Single by Tom Walker

from the album I Am
- Released: 13 June 2020
- Length: 2:52
- Label: Relentless Records
- Songwriters: Tom Walker; Cam Blackwood; Joel Laslett Pott;
- Producer: Cam Blackwood

Tom Walker singles chronology
| "Heartbeats" (2019) | "Wait for You" (2020) | "Something Beautiful" (2021) |

= Wait for You (Tom Walker song) =

"Wait for You" is a song by Scottish singer-songwriter Tom Walker. The song was released as a digital download on 13 June 2020 as the lead single from his upcoming second studio album, I Am. The song was written by Tom Walker, Cam Blackwood and Joel Laslett Pott. A remix of the song featuring German singer Zoe Wees was released on 11 September 2020.

==Background==
Walker said, "This song is about a mate of mine who went through a life-changing event as a teenager.
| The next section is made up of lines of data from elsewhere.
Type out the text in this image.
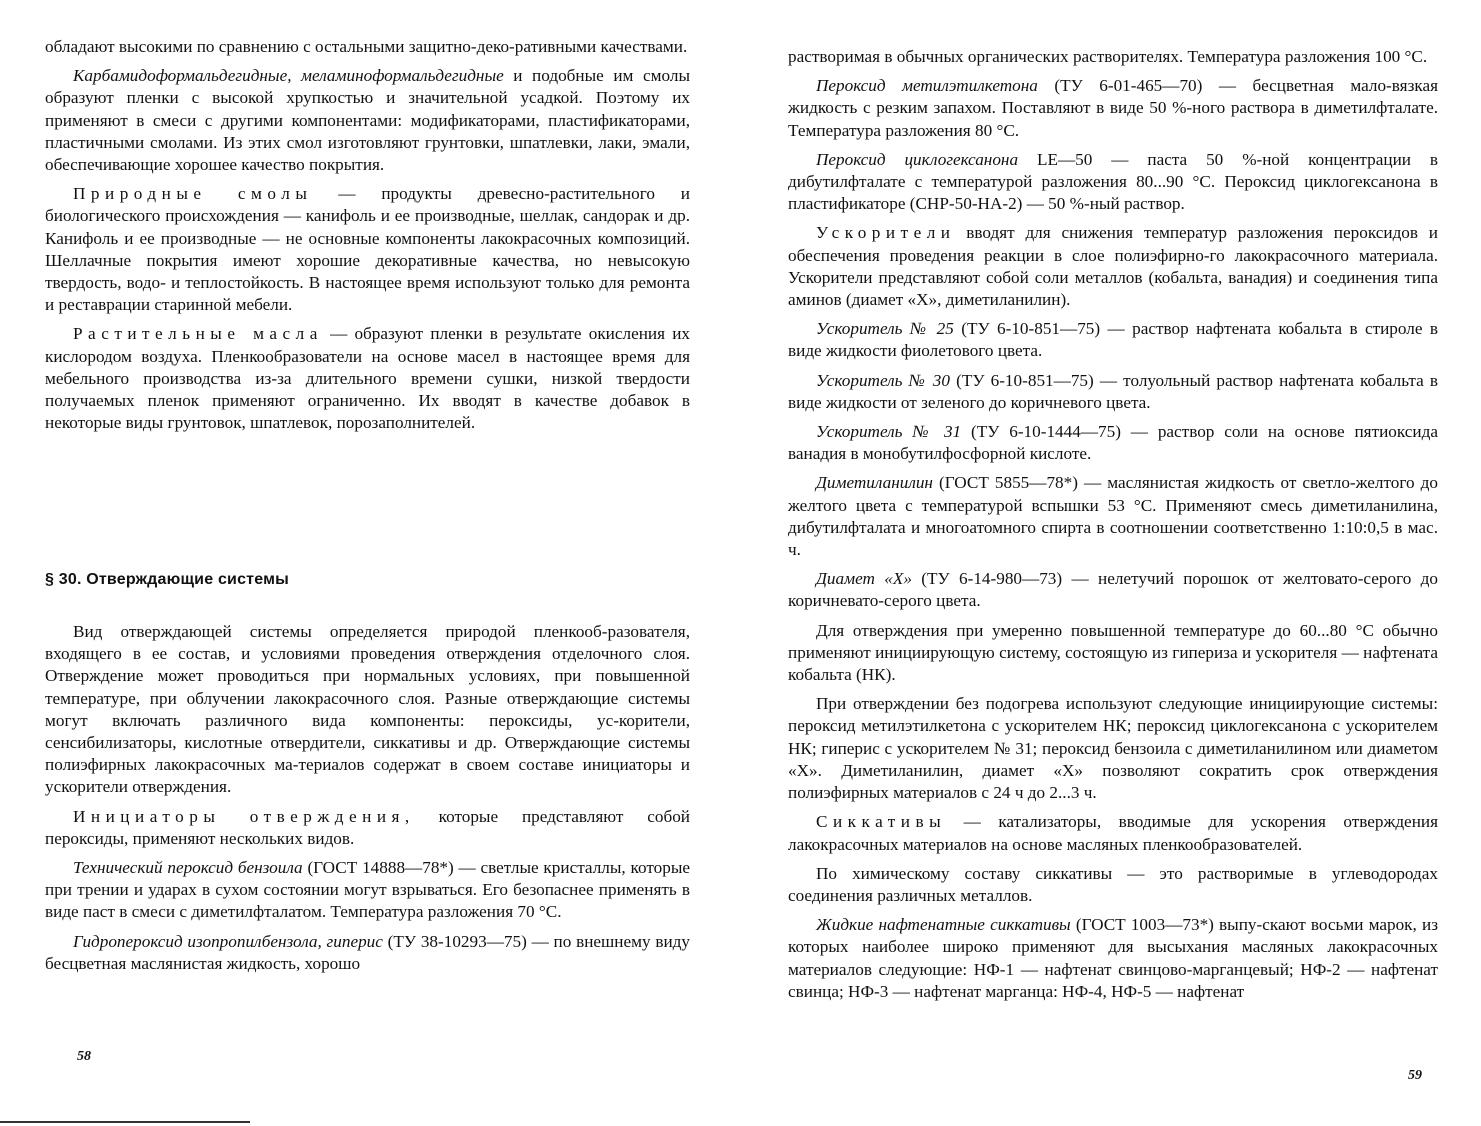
обладают высокими по сравнению с остальными защитно-деко-ративными качествами.

Карбамидоформальдегидные, меламиноформальдегидные и подобные им смолы образуют пленки с высокой хрупкостью и значительной усадкой. Поэтому их применяют в смеси с другими компонентами: модификаторами, пластификаторами, пластичными смолами. Из этих смол изготовляют грунтовки, шпатлевки, лаки, эмали, обеспечивающие хорошее качество покрытия.

Природные смолы — продукты древесно-растительного и биологического происхождения — канифоль и ее производные, шеллак, сандорак и др. Канифоль и ее производные — не основные компоненты лакокрасочных композиций. Шеллачные покрытия имеют хорошие декоративные качества, но невысокую твердость, водо- и теплостойкость. В настоящее время используют только для ремонта и реставрации старинной мебели.

Растительные масла — образуют пленки в результате окисления их кислородом воздуха. Пленкообразователи на основе масел в настоящее время для мебельного производства из-за длительного времени сушки, низкой твердости получаемых пленок применяют ограниченно. Их вводят в качестве добавок в некоторые виды грунтовок, шпатлевок, порозаполнителей.

§ 30. Отверждающие системы

Вид отверждающей системы определяется природой пленкооб-разователя, входящего в ее состав, и условиями проведения отверждения отделочного слоя. Отверждение может проводиться при нормальных условиях, при повышенной температуре, при облучении лакокрасочного слоя. Разные отверждающие системы могут включать различного вида компоненты: пероксиды, ус-корители, сенсибилизаторы, кислотные отвердители, сиккативы и др. Отверждающие системы полиэфирных лакокрасочных ма-териалов содержат в своем составе инициаторы и ускорители отверждения.

Инициаторы отверждения, которые представляют собой пероксиды, применяют нескольких видов.

Технический пероксид бензоила (ГОСТ 14888—78*) — светлые кристаллы, которые при трении и ударах в сухом состоянии могут взрываться. Его безопаснее применять в виде паст в смеси с диметилфталатом. Температура разложения 70 °C.

Гидропероксид изопропилбензола, гиперис (ТУ 38-10293—75) — по внешнему виду бесцветная маслянистая жидкость, хорошо

58

растворимая в обычных органических растворителях. Температура разложения 100 °C.

Пероксид метилэтилкетона (ТУ 6-01-465—70) — бесцветная мало-вязкая жидкость с резким запахом. Поставляют в виде 50 %-ного раствора в диметилфталате. Температура разложения 80 °C.

Пероксид циклогексанона LE—50 — паста 50 %-ной концентрации в дибутилфталате с температурой разложения 80...90 °C. Пероксид циклогексанона в пластификаторе (CHP-50-HA-2) — 50 %-ный раствор.

Ускорители вводят для снижения температур разложения пероксидов и обеспечения проведения реакции в слое полиэфирно-го лакокрасочного материала. Ускорители представляют собой соли металлов (кобальта, ванадия) и соединения типа аминов (диамет «Х», диметиланилин).

Ускоритель № 25 (ТУ 6-10-851—75) — раствор нафтената кобальта в стироле в виде жидкости фиолетового цвета.

Ускоритель № 30 (ТУ 6-10-851—75) — толуольный раствор нафтената кобальта в виде жидкости от зеленого до коричневого цвета.

Ускоритель № 31 (ТУ 6-10-1444—75) — раствор соли на основе пятиоксида ванадия в монобутилфосфорной кислоте.

Диметиланилин (ГОСТ 5855—78*) — маслянистая жидкость от светло-желтого до желтого цвета с температурой вспышки 53 °C. Применяют смесь диметиланилина, дибутилфталата и многоатомного спирта в соотношении соответственно 1:10:0,5 в мас. ч.

Диамет «Х» (ТУ 6-14-980—73) — нелетучий порошок от желтовато-серого до коричневато-серого цвета.

Для отверждения при умеренно повышенной температуре до 60...80 °C обычно применяют инициирующую систему, состоящую из гипериза и ускорителя — нафтената кобальта (НК).

При отверждении без подогрева используют следующие инициирующие системы: пероксид метилэтилкетона с ускорителем НК; пероксид циклогексанона с ускорителем НК; гиперис с ускорителем № 31; пероксид бензоила с диметиланилином или диаметом «Х». Диметиланилин, диамет «Х» позволяют сократить срок отверждения полиэфирных материалов с 24 ч до 2...3 ч.

Сиккативы — катализаторы, вводимые для ускорения отверждения лакокрасочных материалов на основе масляных пленкообразователей.

По химическому составу сиккативы — это растворимые в углеводородах соединения различных металлов.

Жидкие нафтенатные сиккативы (ГОСТ 1003—73*) выпу-скают восьми марок, из которых наиболее широко применяют для высыхания масляных лакокрасочных материалов следующие: НФ-1 — нафтенат свинцово-марганцевый; НФ-2 — нафтенат свинца; НФ-3 — нафтенат марганца: НФ-4, НФ-5 — нафтенат

59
It took a long time for him to heal… now he's one of the most outgoing, positive people you could ever meet." Walker performed the song during a 'Zoom World Tour' in six countries over 12 hours.

==Music video==
A music video to accompany the release of "Wait for You" was first released onto YouTube on 19 June 2020.

==Track listing==

Digital download
| No. | Title | Length |
|---|---|---|
| 1. | "Wait for You" | 2:52 |

Digital download
| No. | Title | Length |
|---|---|---|
| 1. | "Wait for You (Steve Void Remix)" | 2:47 |
| 2. | "Wait for You" | 2:53 |

Digital download
| No. | Title | Length |
|---|---|---|
| 1. | "Wait for You (Acoustic)" | 2:57 |

==Charts==

| Chart (2020) | Peak position |
|---|---|
| Ireland (IRMA) | 90 |
| New Zealand Hot Singles (RMNZ) | 39 |
| Scotland Singles (OCC) | 11 |
| UK Singles (OCC) | 47 |

==Certifications==

| Region | Certification | Certified units/sales |
| United Kingdom (BPI) | Silver | 200,000^{‡} |
^{‡} Sales+streaming figures based on certification alone.